L’étude des circonstances de la révélation œuvre essentiellement donc autour des circonstances factuelles qui ont entouré la descente des versets. Celles-ci relèvent de la Sira pour une partie, des hadiths, du Tasfir ou des témoignages des compagnons. Elles permettent de comprendre le contexte dans lequel des versets ont été descendus. L’étude de cette science permet de percevoir la présence du temporel dans un texte censé être intemporel au niveau de sa forme (pas de son essence). Par temporel, on entend la relation entretenue entre le contenu du verset d’une part, et les personnes, les évènements et les circonstances de vie du Prophète d’autre part. Du reste, tu ignores peut-être que les savants classiques de l’Islam reconnaissent eux-mêmes cette science, et l’appliquent. Simplement, ils divergent dans la manière d’expliquer cette « temporalité » présente au sein des versets du Coran. Les explications qu’ils fournissent sont de deux types : tout en reconnaissant la concomitance entre des versets et des circonstances temporelles survenues au cours de la Révélation, ils considèrent qu’il ne s’agit que d’une coïncidence non-obligée, ce qui revient en gros à dire que même sans cette circonstance, le verset serait descendu sous une forme identique. Une autre réaction est d’affirmer que Dieu aurait « choisi » de créer des circonstances temporelles pour encadrer la descente d’un verset, afin de mettre les croyants en « situation » de comprendre celui-ci. Or ces deux explications sont insatisfaisantes. Au-delà des liens directs que le texte entretient avec le quotidien du Prophète, par exemple les questions posées à celui-ci par ceux qui doutaient de lui et auquel le Coran donnait réponse (« Réponds-leur », « Dis-leur »,…) , le Coran contient des références directes à des personnes et des évènements survenus avant et pendant le temps de la Révélation : entre autres la bataille de Badr, de Haunayn, le compagnon Ibn Maktûm ou Abu Lahab, pour ne citer qu’eux. Comment alors rendre compte de la présence de cette « temporalité » selon la vision qui consiste à penser que le texte du Coran est incréé, éternel, préexistant à la création, et que sa forme est indépendante des circonstances de la Révélation, comme le prétend l’orthodoxie classique ?
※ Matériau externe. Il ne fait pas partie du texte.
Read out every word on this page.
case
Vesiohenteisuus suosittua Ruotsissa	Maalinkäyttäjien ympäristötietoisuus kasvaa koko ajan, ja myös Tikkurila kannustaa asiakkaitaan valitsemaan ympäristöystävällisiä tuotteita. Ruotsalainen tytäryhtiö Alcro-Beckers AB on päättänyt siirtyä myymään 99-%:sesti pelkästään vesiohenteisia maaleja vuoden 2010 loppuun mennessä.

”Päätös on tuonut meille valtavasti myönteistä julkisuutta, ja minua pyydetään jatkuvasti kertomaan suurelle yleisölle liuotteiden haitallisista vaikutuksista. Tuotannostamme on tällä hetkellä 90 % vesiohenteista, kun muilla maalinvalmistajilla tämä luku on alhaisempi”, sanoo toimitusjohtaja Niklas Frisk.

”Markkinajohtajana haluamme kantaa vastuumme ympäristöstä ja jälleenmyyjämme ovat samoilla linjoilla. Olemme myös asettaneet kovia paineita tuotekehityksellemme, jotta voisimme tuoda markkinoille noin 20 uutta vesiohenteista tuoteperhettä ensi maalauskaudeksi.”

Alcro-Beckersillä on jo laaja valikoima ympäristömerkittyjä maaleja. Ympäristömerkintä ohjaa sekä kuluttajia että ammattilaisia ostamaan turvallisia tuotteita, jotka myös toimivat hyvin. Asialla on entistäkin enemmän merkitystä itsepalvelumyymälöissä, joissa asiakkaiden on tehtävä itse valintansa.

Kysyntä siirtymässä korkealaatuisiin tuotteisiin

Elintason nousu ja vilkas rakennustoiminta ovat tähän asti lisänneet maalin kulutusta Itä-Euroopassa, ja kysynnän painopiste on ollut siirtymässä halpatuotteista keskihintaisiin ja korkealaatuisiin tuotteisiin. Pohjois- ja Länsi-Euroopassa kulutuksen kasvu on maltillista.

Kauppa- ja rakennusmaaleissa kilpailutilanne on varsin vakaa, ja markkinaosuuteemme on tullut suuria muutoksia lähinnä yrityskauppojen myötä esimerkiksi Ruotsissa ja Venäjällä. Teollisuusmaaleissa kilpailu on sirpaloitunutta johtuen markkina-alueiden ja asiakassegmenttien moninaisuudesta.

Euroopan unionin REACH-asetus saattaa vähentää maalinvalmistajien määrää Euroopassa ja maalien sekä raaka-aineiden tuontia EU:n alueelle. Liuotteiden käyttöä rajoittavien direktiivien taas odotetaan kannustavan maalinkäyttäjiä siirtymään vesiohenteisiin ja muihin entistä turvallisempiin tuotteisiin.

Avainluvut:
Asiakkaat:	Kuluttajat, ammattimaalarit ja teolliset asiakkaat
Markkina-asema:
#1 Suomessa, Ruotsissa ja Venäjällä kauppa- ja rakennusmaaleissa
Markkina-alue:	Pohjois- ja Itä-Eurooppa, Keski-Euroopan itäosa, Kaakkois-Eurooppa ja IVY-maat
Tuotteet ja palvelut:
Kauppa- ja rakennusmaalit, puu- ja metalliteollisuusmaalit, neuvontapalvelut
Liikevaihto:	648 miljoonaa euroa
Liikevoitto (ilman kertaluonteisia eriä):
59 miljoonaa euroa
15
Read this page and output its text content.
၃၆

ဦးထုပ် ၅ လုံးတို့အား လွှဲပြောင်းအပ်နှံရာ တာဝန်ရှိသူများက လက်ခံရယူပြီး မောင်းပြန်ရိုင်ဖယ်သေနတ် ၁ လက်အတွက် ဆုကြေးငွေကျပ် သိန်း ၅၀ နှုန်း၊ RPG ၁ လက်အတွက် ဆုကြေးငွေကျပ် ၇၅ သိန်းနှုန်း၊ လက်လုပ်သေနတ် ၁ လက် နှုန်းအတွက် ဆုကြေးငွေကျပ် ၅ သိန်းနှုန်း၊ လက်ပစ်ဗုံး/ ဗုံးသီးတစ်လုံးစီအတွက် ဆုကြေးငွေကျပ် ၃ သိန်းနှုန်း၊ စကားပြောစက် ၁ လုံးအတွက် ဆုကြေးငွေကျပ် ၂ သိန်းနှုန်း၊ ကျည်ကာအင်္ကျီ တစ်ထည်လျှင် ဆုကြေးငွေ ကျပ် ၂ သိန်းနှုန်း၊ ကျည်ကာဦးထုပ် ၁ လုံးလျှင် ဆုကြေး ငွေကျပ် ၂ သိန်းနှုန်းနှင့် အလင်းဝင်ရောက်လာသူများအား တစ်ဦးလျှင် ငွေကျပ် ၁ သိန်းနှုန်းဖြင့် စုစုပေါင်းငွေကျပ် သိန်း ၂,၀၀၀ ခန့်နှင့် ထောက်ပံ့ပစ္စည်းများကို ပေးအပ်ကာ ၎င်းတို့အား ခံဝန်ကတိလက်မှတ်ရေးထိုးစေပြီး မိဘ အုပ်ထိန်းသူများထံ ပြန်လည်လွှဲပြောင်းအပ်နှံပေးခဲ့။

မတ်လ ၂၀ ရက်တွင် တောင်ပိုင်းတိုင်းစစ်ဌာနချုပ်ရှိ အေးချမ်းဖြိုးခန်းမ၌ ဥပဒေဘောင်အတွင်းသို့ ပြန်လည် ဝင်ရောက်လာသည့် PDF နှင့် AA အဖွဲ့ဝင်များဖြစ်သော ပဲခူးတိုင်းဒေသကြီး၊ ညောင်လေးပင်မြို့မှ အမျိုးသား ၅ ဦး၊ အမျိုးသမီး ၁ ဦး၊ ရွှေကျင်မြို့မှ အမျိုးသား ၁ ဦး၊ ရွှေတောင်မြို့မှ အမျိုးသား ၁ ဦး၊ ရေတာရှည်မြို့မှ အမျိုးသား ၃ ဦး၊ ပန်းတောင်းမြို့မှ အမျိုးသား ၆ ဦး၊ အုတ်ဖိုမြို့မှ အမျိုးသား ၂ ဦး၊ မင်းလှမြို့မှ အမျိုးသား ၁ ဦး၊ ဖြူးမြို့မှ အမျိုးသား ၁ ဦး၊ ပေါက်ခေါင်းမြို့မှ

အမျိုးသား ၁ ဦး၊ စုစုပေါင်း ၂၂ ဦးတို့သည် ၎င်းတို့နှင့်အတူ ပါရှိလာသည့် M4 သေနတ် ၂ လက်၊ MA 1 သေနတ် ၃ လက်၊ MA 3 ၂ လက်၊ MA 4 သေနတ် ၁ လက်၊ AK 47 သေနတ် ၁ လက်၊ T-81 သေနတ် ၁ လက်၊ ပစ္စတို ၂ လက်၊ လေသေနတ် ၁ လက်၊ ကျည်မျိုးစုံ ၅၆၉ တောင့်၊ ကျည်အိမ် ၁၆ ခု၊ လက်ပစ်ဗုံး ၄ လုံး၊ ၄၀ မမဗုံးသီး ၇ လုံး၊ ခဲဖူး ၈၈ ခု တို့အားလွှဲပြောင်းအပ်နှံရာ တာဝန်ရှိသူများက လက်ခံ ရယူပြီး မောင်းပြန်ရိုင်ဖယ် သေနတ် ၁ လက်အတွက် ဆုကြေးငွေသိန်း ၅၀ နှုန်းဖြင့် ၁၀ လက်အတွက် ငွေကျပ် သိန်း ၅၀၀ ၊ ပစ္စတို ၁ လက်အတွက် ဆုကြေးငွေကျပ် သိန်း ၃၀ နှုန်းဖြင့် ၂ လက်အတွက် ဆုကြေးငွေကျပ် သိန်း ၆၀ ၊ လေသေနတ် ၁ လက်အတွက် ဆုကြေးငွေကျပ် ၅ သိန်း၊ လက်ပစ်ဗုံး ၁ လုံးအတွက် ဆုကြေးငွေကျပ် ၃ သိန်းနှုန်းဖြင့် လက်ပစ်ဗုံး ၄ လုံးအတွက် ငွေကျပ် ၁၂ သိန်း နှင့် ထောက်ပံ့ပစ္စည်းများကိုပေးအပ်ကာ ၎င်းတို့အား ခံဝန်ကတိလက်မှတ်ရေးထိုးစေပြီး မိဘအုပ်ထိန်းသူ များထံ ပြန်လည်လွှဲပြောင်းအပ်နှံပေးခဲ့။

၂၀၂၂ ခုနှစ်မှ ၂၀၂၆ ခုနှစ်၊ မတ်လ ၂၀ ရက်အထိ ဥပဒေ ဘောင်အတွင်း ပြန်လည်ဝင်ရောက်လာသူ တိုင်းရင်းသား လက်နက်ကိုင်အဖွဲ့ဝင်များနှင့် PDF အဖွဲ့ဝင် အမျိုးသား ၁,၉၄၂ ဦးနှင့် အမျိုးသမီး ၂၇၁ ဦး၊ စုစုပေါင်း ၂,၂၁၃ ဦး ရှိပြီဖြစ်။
Je ne sais pas si tu as des connaissances en philo, mais ici intervient le concept ontologique de distinction entre nature divine et nature de sa création humaine. Si tous les évènements, les circonstances et les personnages du Coran relèvent d’une intemporalité ontologique comme l’est celle de Dieu - ce qui est la conséquence logique à laquelle amène la position des savants classiques - alors on en arrive à nier la différence entre Dieu et ces évènements qui participent de sa création, ce qui est contradictoire avec l’altérité absolue de Dieu telle que défendue par tout le discours coranique et reconnue par les savants eux-mêmes. Ceux-ci en viennent donc à se contredire par souci de ne pas reconnaître le caractère de temporalité au discours coranique.
 
Pour terminer ce premier point, je te dirais aussi que cette position que tu défends, et qui est celle de l’Islam classique contemporain, n’a pas toujours été l’unique conception. Elle-même est le fruit d’un rapport de forces historique entre des courants doctrinaux différents. La logique que je t’ai exposée ci-avant avait déjà été tenue aux premiers âges de l’Islam, pour une partie significative, par les mutazilistes, qui défendaient le caractère créé du Coran, pour les mêmes raisons. Mais ceux-ci ont été défaits, après une période ou leur doctrine était dominante en l’Islam, par les acharites et les hanbalites qui, eux, défendaient la thèse du Coran incréé.

Tu vois donc que ce en quoi tu crois n’a pas toujours été une évidence partagée par tous. C’est un courant qui s’est imposé par rapport à un autre, d’une manière qui, du reste, n’a pas relevé que du discours théologique pacifique. Après leur victoire sur les mutazilistes à la fin 9ème siècle sous le calife al-Mutawakkil, les adeptes de la thèse adverse ont détruit les travaux de ceux-ci et verrouillé soigneusement les portes de la contestation théologique. Quiconque niait désormais le caractère créé du Coran était déclaré hérétique. Malgré un certain regain quelques siècles plus tard, le courant mutaziliste a disparu au 13ème siècle, et le sunnisme contemporain, héritier des tendances dominantes, a partagé ces visions sans jamais plus les remettre en cause.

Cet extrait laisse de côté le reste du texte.